Oakbay has a 74 percent interest in Shiva Uranium, a mining and exploration company currently focused on uranium, gold mining and beneficiation. The mine is located 20km to the west of Klerksdorp in the North West province.

But the JSE said on Friday it had noted the single share trades in Oakbay and cancelled them. The “JSE’s approach to surveillance of trade activity is proactive,” the JSE said. “We monitor all trade taking place on the market as it happens, and respond when we pick up unusual activity.”

Ashburton Investments fund manager Wayne McCurrie said, while there was nothing wrong with single share trades, the JSE usually investigated unusual activities.

“This can be anything, including unusual movements in the share price,” said McCurrie.

The Gupta family-owned Oakbay Investments owns 80 percent of Oakbay Resources and Energy. When the company listed on the JSE in November 2014, it converted Industrial Development Corporation’s loan of approximately R256 million to a 3.57 percent equity.

In its 2015 annual report, Oakbay said it was upbeat about the prospects of the uranium industry, although its future largely hinged on rising uranium demand.

In a commentary on its results for the six months to August 31, it said it expected uranium demand and prices to rise on the back of new nuclear reactors being built around the world.



“It is an accepted fact that by 2020 uranium demand will far exceed supply. Simply put, we are operating in the ideal growth market and uranium is the place to be,” Gupta said in the annual report.

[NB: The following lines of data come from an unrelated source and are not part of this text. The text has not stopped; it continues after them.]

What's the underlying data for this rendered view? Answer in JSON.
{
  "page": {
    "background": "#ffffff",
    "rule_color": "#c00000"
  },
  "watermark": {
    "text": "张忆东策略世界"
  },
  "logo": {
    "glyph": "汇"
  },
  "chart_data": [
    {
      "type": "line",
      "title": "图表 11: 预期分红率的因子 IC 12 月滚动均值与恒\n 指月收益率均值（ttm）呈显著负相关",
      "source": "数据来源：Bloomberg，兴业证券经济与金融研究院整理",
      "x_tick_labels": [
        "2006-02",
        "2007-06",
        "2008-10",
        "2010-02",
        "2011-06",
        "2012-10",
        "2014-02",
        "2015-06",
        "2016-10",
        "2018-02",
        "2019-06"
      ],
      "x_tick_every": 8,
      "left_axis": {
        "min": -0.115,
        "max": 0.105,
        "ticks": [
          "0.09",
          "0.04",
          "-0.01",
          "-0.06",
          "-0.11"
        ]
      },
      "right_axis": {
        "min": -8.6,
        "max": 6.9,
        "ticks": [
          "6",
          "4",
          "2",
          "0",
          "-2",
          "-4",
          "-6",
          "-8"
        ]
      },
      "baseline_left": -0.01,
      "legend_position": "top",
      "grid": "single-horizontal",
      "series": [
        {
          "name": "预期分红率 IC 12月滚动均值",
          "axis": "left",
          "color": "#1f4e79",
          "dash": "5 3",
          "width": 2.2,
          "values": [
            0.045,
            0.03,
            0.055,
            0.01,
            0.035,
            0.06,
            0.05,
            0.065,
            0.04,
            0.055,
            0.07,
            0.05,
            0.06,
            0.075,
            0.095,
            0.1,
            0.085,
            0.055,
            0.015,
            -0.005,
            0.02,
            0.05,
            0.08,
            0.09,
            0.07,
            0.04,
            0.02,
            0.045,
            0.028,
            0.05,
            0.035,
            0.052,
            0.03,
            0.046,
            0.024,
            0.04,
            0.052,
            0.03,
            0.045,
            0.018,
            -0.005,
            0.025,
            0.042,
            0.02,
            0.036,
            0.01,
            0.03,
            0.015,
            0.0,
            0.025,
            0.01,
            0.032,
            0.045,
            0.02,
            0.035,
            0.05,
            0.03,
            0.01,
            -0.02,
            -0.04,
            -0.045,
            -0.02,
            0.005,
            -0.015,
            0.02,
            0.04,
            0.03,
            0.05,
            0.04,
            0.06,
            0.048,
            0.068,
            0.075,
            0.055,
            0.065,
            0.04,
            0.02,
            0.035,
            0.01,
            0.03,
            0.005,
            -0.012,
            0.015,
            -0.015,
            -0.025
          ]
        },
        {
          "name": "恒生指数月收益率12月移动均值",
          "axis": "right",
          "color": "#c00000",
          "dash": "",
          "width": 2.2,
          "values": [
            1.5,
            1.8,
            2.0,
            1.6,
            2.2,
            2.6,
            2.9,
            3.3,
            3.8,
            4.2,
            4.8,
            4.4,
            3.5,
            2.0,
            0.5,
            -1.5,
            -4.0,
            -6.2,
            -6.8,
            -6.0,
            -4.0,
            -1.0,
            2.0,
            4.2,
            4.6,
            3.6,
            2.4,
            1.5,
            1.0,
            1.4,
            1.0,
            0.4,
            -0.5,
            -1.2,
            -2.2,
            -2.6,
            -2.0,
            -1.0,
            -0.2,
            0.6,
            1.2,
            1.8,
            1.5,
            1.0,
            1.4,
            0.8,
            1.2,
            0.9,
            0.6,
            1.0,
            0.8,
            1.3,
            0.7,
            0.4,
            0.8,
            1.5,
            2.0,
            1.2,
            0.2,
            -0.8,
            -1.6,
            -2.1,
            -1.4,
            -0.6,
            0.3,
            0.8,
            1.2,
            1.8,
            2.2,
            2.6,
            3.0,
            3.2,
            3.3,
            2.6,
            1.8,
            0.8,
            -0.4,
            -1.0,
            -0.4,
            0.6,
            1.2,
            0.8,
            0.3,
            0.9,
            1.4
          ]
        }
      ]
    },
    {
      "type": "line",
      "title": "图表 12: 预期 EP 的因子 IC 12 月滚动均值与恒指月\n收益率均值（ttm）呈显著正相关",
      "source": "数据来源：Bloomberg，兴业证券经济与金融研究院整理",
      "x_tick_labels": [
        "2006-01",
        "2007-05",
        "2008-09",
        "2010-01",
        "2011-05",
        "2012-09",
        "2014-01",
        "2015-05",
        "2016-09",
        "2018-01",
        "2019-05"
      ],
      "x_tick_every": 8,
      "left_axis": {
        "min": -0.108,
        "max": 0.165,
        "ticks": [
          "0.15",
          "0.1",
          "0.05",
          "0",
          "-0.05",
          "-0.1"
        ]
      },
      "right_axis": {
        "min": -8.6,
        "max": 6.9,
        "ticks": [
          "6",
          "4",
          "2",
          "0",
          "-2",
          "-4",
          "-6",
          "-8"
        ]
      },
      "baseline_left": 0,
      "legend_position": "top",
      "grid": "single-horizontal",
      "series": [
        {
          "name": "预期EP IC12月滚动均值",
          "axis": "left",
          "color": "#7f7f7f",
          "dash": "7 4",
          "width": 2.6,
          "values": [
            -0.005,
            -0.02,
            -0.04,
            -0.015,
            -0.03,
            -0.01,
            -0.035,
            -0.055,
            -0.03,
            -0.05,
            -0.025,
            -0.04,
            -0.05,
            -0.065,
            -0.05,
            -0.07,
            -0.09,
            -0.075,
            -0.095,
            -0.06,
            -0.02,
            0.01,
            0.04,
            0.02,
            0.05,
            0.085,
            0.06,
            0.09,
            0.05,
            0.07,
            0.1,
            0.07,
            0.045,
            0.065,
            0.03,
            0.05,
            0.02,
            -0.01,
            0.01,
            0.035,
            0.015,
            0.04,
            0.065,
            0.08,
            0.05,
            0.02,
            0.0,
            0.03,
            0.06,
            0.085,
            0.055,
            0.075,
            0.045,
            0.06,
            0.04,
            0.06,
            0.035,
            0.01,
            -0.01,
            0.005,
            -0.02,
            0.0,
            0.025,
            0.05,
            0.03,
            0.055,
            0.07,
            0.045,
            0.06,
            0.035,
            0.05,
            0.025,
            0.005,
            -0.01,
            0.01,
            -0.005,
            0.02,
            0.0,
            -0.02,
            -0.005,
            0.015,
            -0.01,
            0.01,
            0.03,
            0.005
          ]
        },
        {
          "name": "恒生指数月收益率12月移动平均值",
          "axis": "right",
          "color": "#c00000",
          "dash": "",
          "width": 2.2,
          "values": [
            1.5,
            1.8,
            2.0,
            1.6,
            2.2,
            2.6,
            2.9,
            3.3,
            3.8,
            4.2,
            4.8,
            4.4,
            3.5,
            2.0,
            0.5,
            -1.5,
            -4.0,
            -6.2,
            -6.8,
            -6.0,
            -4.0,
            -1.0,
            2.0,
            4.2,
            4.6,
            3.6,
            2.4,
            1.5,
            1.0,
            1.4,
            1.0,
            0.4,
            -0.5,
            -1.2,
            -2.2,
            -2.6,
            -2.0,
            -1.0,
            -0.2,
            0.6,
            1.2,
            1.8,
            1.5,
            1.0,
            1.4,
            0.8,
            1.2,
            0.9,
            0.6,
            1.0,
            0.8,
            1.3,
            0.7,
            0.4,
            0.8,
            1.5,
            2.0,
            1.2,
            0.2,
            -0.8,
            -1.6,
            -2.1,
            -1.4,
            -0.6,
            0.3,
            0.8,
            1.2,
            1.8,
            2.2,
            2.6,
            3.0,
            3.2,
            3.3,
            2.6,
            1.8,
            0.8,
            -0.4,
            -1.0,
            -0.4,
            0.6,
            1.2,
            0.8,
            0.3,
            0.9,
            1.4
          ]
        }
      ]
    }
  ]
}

Uranium is used as fuel for nuclear power plants and is a key mineral for the aerospace and defence industries.

Read also: Guptas' Oakbay to continue to fight Gordhan

But analysts shy away from the stock because it is tightly held. Prior to the JSE’s cancellation of Oakbay trades, Stephen Meintjes, an analyst at Momentum SP Reid, said the increase in the share could be linked to the changes at National Treasury.

“Treasury is at the centre of South Africa’s plans to procure nuclear through the nuclear procurement programme,” Meintjes said. “The true cost of the programme is not known yet, because Eskom has not yet released request for proposals which would enable prospective vendors such as global energy companies, Areva of France and Rosatom of Russia, to indicate the costs of the programme.”

In September last year, Gordhan told parliament that a full cost-benefit analysis was necessary before the feasibility, affordability and procurement strategy could be properly assessed by the Treasury.

Attempts to get comment from Oakbay on Friday were not successful.